Similar to kimchi, sauerkraut is made from lactic acid fermented cabbage. Another probiotic food, this hotdog topping can add to the beneficial bacteria numbers in the gut. What’s more, is that sauerkraut can add up to 28 different strains of friendly bacteria. It also has a fair share of enzymes that break down nutrients into molecules that are easily digested. Nutrition-rich, sauerkraut can boost the immune system and because it is bulky, it can curb the appetite as well.
Ginger has been used in Eastern traditional medicine for disorders of the digestive system for centuries. It not only promotes healthy and quick digestion but can also nullify nausea and morning sickness in pregnant women. Ginger can also significantly reduce the occurrence of heartburn, gas, and stomach aches. Gingerol, which is found in ginger can also help with cough, common cold, and the flu. Highly antioxidant, ginger can help with osteoarthritis, regulate blood sugar levels, reduce menstrual cramps, lower cholesterol levels, prevent cancer, protect the brain from Alzheimer’s, and fight infections. Not bad, for a little yellow root.

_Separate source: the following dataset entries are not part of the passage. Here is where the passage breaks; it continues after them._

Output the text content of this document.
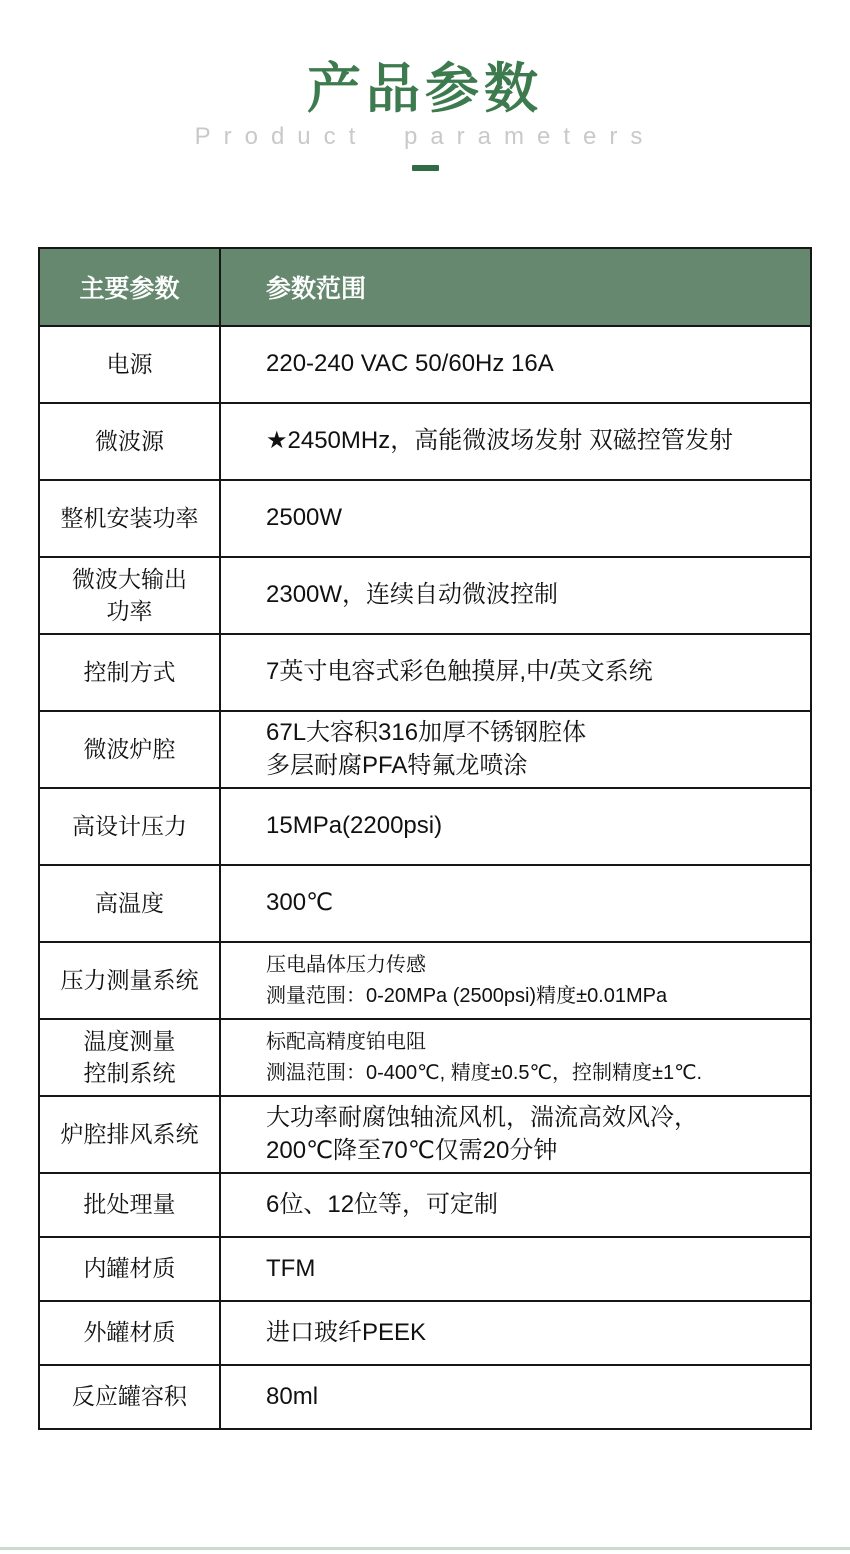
产品参数
Product parameters
主要参数	参数范围
电源	220-240 VAC 50/60Hz 16A
微波源	★2450MHz，高能微波场发射 双磁控管发射
整机安装功率	2500W
微波大输出
功率	2300W，连续自动微波控制
控制方式	7英寸电容式彩色触摸屏,中/英文系统
微波炉腔	67L大容积316加厚不锈钢腔体
多层耐腐PFA特氟龙喷涂
高设计压力	15MPa(2200psi)
高温度	300℃
压力测量系统	压电晶体压力传感
测量范围：0-20MPa (2500psi)精度±0.01MPa
温度测量
控制系统	标配高精度铂电阻
测温范围：0-400℃, 精度±0.5℃，控制精度±1℃.
炉腔排风系统	大功率耐腐蚀轴流风机，湍流高效风冷，
200℃降至70℃仅需20分钟
批处理量	6位、12位等，可定制
内罐材质	TFM
外罐材质	进口玻纤PEEK
反应罐容积	80ml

Usually consumed as soup, miso is made from fermenting soybeans with salt and an edible fungus called koji. Like other fermented foods, miso is a probiotic source and has been found to reduce digestive issues and illnesses like diarrhoea. Miso also is a source of essential nutrients and minerals like manganese, calcium, and zinc which support the basic structures like bones and the nervous system.
Several other foods are good for gut health and the ones mentioned above are just the easiest to incorporate into your diet. The gut microbiota will begin to show a world of difference once you begin to consume gut-healthy foods and not to mention, the health benefits these foods provide are not to be scoffed at.
You also have options like kefir grains- a fermented milk drink, kombucha – a fermented tea, tempeh – fermented soybeans, fennel, chia seeds, Jerusalem artichokes, etc. Depending on where you are, you can find any number of foods available to you.
A Happy Gut
Most digestive superfoods have anti-inflammatory properties that help gut health. They can help with the symptoms of IBD, IBS, leaky gut syndrome, and indigestion. However, there are certain things that you must keep in mind.
- Firstly, these foods cannot correct a disorder, they can help to a certain degree and may reduce the severity of the occurring symptoms but ridding the gut of chronic diseases is a big no.
- Secondly, overall health is the result of healthy eating and good lifestyle habits. These foods can help you but not help with a major disease.
- Thirdly, before you introduce new foods to your diet, consult a dietician. There may be things that you are intolerant to and you might not want to risk it.
For a favorable gut environment, there are certain lifestyle changes that you have to make. The intake of processed foods has to stop. Processed is just a fancy way of saying salt, sugar, or preservatives added. Their nutritional value-add is very low and most of the time overloads your system with salt or sugar.
Ensure that your food sources are organic and healthy. Speak to a dietician about resistant starches, prebiotic fibers, probiotic foods, and healthy fats. All of these work towards a healthy gut.
Superfoods are not an alternative to taking medication for gut distress or even probiotic supplements, learn more about the 10 Best Prebiotic and Probiotic Supplements that Aid in Leaky Gut and add live cultures of good bacteria. They are foods that can help your gut along. If you have a healthy gut already, consuming such foods can help your gut stay that way and enhance it to some degree. But if you are facing gut issues, superfoods can help the supplements boost their efficiency. They are not a replacement.
On the whole, digestive superfoods can help gut health and ensure several other health benefits. It is always good to add superfoods to your diet.